Insertion urbaine et paysagère : une trame verte prolongée vers le fleuve

A Ivry, le paysage urbain est historiquement pointilliste : le tissu urbain est un patchwork de formes urbaines et d’activités diverses que les développements futurs ne vont qu’accentuer. La partie orientale de la ville, coupée du centre-ville par le faisceau ferroviaire, mêle îlots d’habitations et installations industrielles aujourd’hui en mutation. Le site s’inscrit dans ce quartier en pleine mutation (ZAC Ivry Confluences) : pièce spécifique dont la fonction cruciale – assurer la filtration des eaux de la Seine pour fournir de l’eau potable aux habitants de la capitale – a conduit à construire une infrastructure lourde conçue comme une enclave stratégique protégée.

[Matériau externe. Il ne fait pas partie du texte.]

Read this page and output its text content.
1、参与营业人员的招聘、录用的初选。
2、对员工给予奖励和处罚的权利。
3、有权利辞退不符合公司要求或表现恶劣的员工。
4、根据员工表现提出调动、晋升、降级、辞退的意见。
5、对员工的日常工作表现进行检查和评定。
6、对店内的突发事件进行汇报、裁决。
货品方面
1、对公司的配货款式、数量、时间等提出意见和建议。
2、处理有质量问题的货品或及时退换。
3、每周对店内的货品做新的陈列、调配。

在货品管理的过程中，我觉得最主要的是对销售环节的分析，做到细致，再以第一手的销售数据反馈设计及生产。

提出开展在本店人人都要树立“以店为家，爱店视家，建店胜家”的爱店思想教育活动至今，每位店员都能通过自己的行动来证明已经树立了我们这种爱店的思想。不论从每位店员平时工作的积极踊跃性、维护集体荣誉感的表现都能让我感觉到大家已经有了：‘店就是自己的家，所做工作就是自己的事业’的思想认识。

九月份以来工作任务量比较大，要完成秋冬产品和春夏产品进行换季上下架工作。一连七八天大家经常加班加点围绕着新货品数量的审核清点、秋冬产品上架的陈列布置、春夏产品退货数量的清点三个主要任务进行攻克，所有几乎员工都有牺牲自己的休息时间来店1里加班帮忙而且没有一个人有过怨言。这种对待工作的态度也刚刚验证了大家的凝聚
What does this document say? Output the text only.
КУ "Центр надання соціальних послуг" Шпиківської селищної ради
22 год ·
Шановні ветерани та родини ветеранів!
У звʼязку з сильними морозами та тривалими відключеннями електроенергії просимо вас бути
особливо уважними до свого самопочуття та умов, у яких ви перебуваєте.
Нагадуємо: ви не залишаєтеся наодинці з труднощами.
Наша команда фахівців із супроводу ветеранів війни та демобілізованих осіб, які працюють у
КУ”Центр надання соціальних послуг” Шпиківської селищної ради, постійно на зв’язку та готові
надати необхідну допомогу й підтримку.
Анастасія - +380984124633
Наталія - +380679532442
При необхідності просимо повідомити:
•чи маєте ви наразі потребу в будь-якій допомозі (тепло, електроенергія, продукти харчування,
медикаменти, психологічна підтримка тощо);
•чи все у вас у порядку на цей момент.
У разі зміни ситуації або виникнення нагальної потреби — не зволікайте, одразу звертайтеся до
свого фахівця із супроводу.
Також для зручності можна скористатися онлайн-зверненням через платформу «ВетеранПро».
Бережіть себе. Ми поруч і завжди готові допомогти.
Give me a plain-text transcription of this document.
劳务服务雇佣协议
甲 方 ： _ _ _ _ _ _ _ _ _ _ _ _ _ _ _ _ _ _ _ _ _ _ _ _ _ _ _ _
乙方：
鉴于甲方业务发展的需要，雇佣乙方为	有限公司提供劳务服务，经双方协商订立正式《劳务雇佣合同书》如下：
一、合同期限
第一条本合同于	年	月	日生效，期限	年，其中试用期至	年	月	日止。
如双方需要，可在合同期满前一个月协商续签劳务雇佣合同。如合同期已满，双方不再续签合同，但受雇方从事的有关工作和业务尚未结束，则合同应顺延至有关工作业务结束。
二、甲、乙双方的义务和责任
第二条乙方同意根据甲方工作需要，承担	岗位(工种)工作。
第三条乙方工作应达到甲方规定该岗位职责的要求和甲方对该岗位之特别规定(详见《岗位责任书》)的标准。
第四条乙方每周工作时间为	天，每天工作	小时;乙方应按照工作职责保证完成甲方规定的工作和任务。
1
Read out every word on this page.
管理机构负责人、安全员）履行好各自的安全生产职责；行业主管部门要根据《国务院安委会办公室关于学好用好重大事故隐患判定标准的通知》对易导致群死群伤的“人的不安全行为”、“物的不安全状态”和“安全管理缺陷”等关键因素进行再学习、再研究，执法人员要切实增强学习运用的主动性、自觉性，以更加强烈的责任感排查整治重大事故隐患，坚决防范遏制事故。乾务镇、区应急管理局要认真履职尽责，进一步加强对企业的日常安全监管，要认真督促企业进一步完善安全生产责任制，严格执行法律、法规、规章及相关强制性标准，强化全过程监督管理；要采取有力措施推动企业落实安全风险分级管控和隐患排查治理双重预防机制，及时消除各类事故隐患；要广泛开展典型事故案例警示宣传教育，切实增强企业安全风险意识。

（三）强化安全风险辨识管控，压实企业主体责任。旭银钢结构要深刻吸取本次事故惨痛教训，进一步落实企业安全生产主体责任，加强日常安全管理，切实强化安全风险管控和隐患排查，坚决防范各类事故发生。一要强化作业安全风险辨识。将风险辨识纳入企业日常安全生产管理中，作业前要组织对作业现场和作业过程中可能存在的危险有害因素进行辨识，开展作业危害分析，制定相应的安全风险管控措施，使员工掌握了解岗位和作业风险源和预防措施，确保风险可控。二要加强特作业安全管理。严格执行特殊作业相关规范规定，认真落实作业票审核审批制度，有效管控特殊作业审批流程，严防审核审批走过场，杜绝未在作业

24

L’enjeu du projet de reconversion : reconnecter ce morceau de territoire au patchwork urbain d’Ivry pour en faire un quartier vivant tout en tirant parti de ses dispositions spécifiques existantes.  Notre proposition vise à en faire un « hyper-lieu » permettant aux habitants d’Ivry-Port, d’Ivry Confluences mais aussi du quartier du Port à l’Anglais de Vitry-sur-Seine de retrouver un contact supplémentaire avec le fleuve, en un lieu qui fut jadis synonyme de baignade. Cette jonction avec l’eau s’inscrit dans un chapelet de parcs et d’espaces verts ouverts sur les berges qui s’égrènent jusqu’à Paris et réinventent, par leur répétition, un nouveau rapport avec la Seine. La reconnexion avec le patchwork urbain existant se fait selon deux directions croisées permettant de créer :

  • L’urbanité de l’axe nord-sud du boulevard Jean-Jaurès partant de la place Gambetta ;
  • Des transversalités est-ouest en plusieurs points du site.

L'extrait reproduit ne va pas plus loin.